Zoe Larmer, government relations director for the Oregon Department of Education (ODE), told the committee the bill updates outdated STEM statutes to reflect how STEM hubs currently operate, clarifies that approved recovery schools that are also public charter schools are governed by recovery‑school statutes for special‑education responsibility (so ODE “holds FAPE for recovery schools”), clarifies eligibility for the Oregon School for the Deaf to explicitly include students on Section 504 plans, and consolidates disparate emergency‑planning language into a single reference aligned with the standard response protocol.

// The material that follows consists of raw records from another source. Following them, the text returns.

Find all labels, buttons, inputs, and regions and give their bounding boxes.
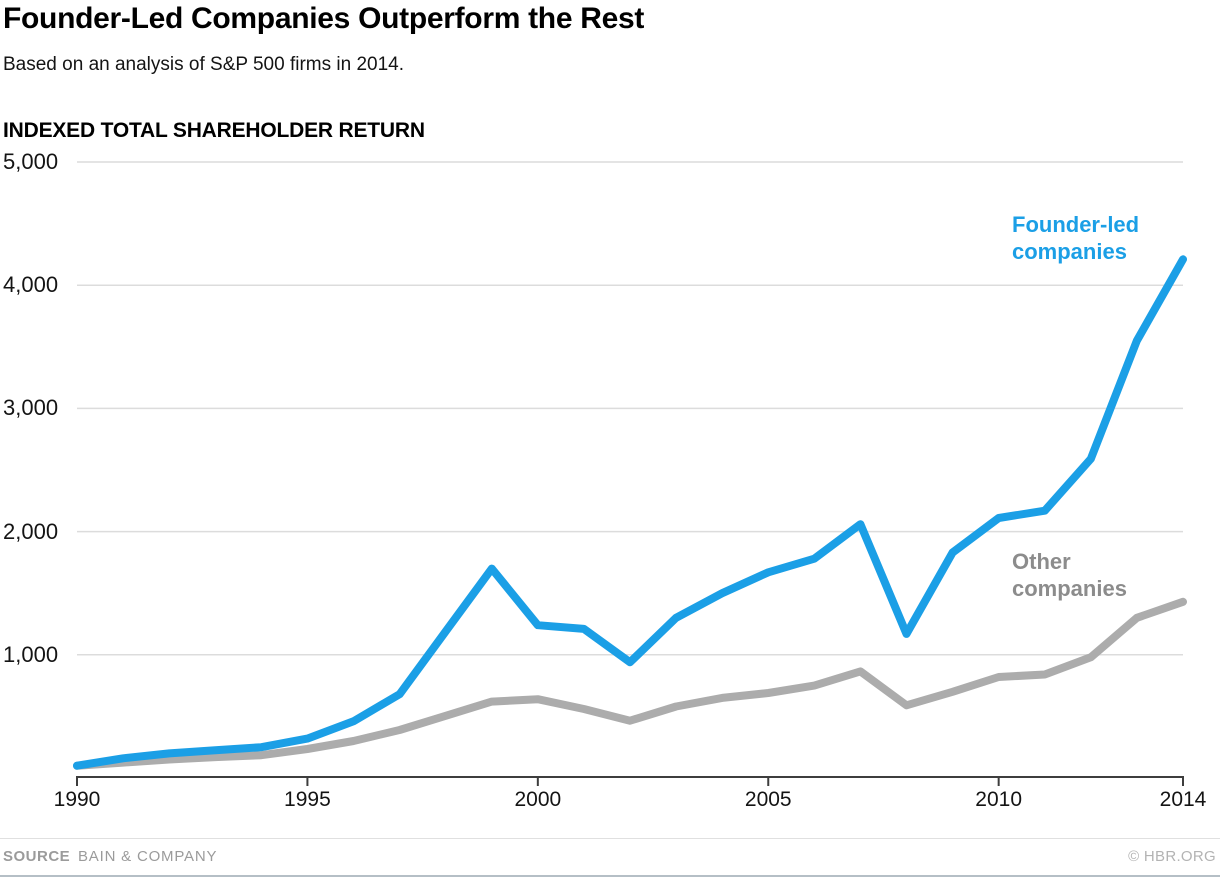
x-tick-label: 2014 — [1159, 788, 1207, 811]
axis-title: INDEXED TOTAL SHAREHOLDER RETURN — [3, 119, 425, 142]
series-label-line: Other — [1012, 549, 1071, 574]
series-label-line: companies — [1012, 576, 1127, 601]
footer: SOURCE BAIN & COMPANY © HBR.ORG — [0, 838, 1220, 875]
series-label-other-companies: Other companies — [1012, 548, 1127, 602]
source-label: SOURCE — [3, 848, 71, 865]
x-tick-label: 2005 — [744, 788, 792, 811]
series-label-line: companies — [1012, 239, 1127, 264]
series-label-founder-led: Founder-led companies — [1012, 211, 1139, 265]
y-tick-label: 2,000 — [3, 518, 59, 544]
x-tick-label: 2000 — [514, 788, 562, 811]
x-tick-label: 2010 — [975, 788, 1023, 811]
y-tick-label: 4,000 — [3, 272, 59, 298]
y-tick-label: 1,000 — [3, 641, 59, 667]
page-title: Founder-Led Companies Outperform the Res… — [3, 2, 645, 35]
page-subtitle: Based on an analysis of S&P 500 firms in… — [3, 54, 405, 75]
series-line-other — [73, 597, 1187, 770]
source-value: BAIN & COMPANY — [78, 848, 218, 865]
x-tick-label: 1995 — [284, 788, 331, 811]
series-line-founder-led — [73, 255, 1187, 770]
y-tick-label: 3,000 — [3, 395, 59, 421]
series-label-line: Founder-led — [1012, 212, 1140, 237]
y-tick-label: 5,000 — [3, 149, 59, 174]
x-tick-label: 1990 — [53, 788, 101, 811]
credit-hbr: © HBR.ORG — [1128, 848, 1216, 865]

Committee members raised concerns about the OSD language. Senator Gelser Bloemen asked whether wording that notes a district is “unable to make reasonable accommodations for the child commensurate with the needs of the child as identified in the education plan of the child” could be used to shift students into residential placements or to pressure families to send children away rather than provide local accommodations. Charlotte Jones, principal of the Oregon School for the Deaf (joining virtually), said the intent is inclusivity: “We wanted Oregon School for the Deaf to be considered as that language model, that accessibility for the whole child… and be more inclusive of the 504 student.” Jones said she expected only minimal additional enrollments and did not think the change would let districts “off the hook.”

Senators asked for clearer language. Committee members requested follow‑up with Oregon Department of Human Services/Developmental Disabilities staff about an older statutory provision that appears to require contacting community developmental disabilities programs when certain placement questions arise; Zoe Larmer and ODE staff agreed to follow up.

Kate Pattison, director of school choice options and recovery education, said approved recovery schools operate in varied ways and that ODE is working with partners to maximize available Medicaid billing where appropriate, but that Medicaid billing is often burdensome and not a complete funding solution. Adam Logan, a hard‑of‑hearing OSD alumnus and advocate, testified in support of clarifying that students with 504 plans may choose OSD: “This language is just adding clarity by adding the words deaf, hard of hearing, deaf blind may go. So I can sense…uneasiness with this and I understand that. … This is just making sure that there's no sag. Like, person with developmental disability… it's not blocking them from going to OSD if that is the best place for them.”

Committee members asked ODE to refine statutory language to make clear student enrollment at OSD is voluntary and to remove or revisit older cross‑references to developmental‑disability placement processes. The committee closed the public hearing on HB 3,038; no committee vote appears in the hearing record.